ATHENS — The Greek state will suffer a loss of between 8 ad 12.5 billion euros from the implementation of a Bank of Greece's plan to set up a "bad bank" to absorb Greek banks' non-performing loans, a survey on "Lessons from Financial Assistance to Greece" conducted under the guideance of Joaquin Almunia, former EU Economic Affairs Commissioner for the European Stability Mechanism (ESM), said on Thursday.
The survey said that the Greek central bank’s plan, which envisages the transfer of NPLs worth 40 billion euros to the “bad bank”, along with capitalized deferred tax, will lead to an 8.5 billion euros loss for the Greek state (similar to the value of deferred tax). The survey said that for each one euros of NPL sold the damage for the bad bank will be 20 cents. Under a more realistic scenario, which envisages an one euro/25 cents ratio, the damage for the Greek state rises up to 12.5 billion euros.

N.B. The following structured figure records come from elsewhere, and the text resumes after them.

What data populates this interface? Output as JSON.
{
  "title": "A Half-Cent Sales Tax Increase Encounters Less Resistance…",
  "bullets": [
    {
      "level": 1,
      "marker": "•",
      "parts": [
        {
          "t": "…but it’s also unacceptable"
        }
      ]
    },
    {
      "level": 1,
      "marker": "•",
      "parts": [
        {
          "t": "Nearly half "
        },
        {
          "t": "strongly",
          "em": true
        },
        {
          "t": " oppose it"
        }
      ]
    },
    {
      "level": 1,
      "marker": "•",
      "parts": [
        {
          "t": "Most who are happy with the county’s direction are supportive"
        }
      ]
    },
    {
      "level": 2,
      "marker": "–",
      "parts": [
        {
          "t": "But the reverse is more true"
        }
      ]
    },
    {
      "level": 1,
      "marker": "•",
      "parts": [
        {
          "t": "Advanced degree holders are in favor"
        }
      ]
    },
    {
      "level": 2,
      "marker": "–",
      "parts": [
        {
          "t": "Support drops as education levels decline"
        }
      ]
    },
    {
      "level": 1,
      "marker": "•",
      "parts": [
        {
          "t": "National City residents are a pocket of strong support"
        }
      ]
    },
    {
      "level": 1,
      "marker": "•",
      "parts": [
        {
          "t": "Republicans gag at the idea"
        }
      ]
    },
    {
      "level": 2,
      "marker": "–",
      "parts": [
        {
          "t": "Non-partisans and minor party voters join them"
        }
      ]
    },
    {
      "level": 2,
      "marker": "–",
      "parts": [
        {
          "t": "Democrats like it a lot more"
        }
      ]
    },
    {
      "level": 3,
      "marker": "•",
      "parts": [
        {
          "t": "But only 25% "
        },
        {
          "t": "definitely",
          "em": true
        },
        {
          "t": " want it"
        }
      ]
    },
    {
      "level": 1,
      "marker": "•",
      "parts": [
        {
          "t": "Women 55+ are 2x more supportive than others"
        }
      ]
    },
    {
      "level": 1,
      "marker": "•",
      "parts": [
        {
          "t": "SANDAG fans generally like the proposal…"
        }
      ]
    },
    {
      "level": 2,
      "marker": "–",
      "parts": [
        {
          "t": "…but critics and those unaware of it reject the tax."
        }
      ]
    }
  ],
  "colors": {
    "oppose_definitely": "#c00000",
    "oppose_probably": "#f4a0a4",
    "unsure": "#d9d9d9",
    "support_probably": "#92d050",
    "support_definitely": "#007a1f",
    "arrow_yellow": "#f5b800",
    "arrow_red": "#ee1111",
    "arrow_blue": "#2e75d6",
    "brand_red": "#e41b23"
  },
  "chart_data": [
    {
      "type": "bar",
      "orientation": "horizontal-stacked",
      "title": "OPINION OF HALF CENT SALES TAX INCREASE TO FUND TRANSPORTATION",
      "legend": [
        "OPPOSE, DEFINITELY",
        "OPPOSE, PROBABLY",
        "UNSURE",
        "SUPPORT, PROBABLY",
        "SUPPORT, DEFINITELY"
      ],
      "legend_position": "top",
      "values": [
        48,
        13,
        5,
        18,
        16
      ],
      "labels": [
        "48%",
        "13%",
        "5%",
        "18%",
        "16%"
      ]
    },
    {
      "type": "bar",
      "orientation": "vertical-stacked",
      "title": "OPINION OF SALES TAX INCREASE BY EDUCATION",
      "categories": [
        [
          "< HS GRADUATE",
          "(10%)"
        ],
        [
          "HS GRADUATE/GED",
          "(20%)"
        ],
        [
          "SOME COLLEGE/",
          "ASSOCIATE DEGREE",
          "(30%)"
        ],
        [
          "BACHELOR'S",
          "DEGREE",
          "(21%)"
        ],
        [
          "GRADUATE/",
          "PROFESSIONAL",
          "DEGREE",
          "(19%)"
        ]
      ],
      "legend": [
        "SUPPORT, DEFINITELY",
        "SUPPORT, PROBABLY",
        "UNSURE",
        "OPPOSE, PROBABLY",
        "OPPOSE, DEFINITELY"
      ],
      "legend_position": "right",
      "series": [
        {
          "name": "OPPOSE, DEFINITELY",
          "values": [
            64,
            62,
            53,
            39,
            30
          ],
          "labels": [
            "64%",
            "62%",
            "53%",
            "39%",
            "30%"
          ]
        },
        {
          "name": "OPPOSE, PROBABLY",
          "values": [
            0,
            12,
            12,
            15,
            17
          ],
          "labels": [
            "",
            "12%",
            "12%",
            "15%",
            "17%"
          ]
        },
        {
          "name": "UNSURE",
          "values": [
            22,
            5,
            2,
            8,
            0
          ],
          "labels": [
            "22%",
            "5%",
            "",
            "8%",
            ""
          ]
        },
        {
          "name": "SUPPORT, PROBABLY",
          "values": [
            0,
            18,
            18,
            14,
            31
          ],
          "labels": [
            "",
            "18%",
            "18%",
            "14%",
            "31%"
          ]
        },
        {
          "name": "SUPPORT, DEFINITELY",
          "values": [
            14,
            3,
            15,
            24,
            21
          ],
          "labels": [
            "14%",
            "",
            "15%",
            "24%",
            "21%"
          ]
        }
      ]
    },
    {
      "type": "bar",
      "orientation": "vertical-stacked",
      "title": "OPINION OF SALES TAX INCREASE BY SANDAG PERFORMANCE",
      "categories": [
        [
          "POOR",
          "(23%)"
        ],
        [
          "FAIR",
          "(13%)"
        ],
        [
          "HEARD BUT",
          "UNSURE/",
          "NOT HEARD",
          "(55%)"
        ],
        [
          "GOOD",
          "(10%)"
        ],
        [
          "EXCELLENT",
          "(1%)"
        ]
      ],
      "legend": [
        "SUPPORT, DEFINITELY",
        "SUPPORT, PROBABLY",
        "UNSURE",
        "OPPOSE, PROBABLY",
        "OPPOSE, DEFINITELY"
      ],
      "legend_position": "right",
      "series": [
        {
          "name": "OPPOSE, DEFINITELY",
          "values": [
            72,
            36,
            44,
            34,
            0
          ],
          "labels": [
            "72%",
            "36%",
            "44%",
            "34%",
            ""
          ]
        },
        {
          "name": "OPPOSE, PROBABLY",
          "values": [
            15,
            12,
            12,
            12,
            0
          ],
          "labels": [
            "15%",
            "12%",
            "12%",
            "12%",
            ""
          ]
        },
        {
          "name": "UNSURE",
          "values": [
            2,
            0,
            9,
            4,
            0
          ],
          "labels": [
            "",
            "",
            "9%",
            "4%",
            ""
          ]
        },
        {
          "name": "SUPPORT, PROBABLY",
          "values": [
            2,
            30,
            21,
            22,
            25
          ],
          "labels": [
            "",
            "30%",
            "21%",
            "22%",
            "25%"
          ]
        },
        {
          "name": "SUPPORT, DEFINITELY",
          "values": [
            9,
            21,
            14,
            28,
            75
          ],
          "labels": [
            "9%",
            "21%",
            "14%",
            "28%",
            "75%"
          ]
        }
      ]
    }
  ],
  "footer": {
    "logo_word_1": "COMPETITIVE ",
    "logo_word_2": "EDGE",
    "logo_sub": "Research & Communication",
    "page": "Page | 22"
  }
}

If banks themselves try to absorb the this loss in order to avoid damaging the Greek state, the survey estimates that Greek banks will lose 10 billion euros in capital, an estimate coinciding with an IMF estimate, which sees Greek banks needing additional capital worth 10 billion euros. This sum will have to be covered with share capital increases or else bail-in clauses will be initiated for the participation of depositors, the survey said.